Intel CEO Paul Otellini showed off the first working chips using 22 nanometer process technology. These 22nm manufacturing techniques will be the basis for future chips from Intel in the second half of 2011.
Credit: Stephen Shankland, CNet News
Speaking at the Intel Developer Forum, Otellini said that the 22nm chips show how "Moore's Law is alive." For reference, Intel just began production on 32nm chips. The chip giant's game plan is clear: Use manufacturing prowess to beat rivals over the head.
To do that, Otellini said the company is focusing on the technology continuum - the process that has prompted the company to shift its focus from technology for the personal computer to other devices: netbooks, mobile phones, mobile Internet device, in-vehicle infotainment and more.
"While Moore's law is very predictable, this continuum is not," he said.

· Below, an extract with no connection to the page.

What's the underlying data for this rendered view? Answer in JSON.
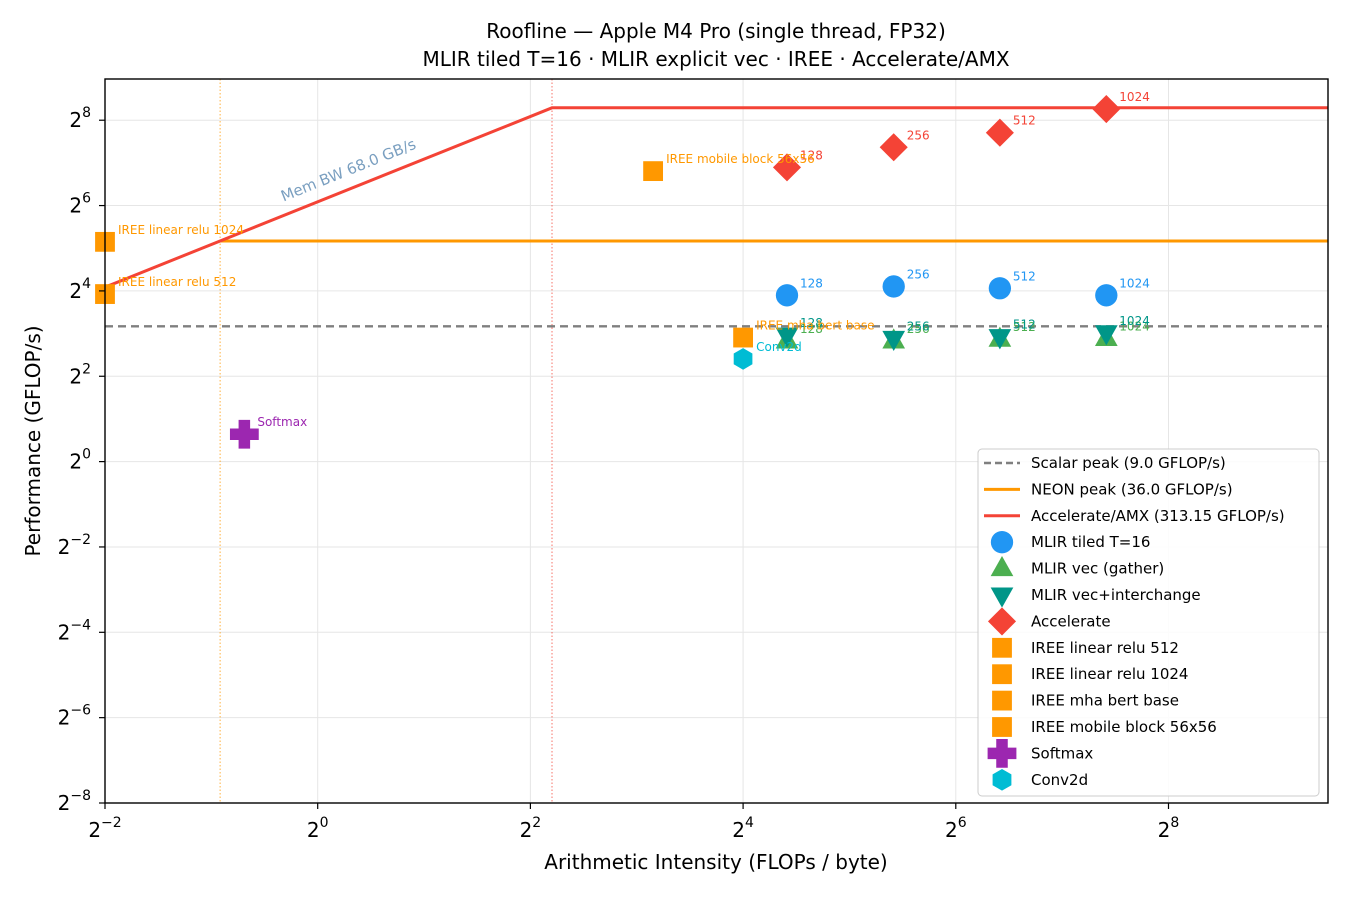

The 22nm wafer has 364 million bits of SRAM memory and 2.9 billion transistors. The whole thing is the size of a fingernail. Otellini says we can expect to see it in the second half of 2011 - though he did create a photo opportunity from the stage by holding up a 22nm wafer. There's been significant design work already, he said.
Other big takeaways from Otellini's keynote:
- Intel's Westmere processors will move into revenue production in the fourth quarter.
- Intel plans to introduce Sandy Bridge, Intel's new microarchitecture. Sandy Bridge will feature a graphics core and processor core on the same die.
- The company announced a program to allow developers to create applications once and have them run on Windows and Moblin devices.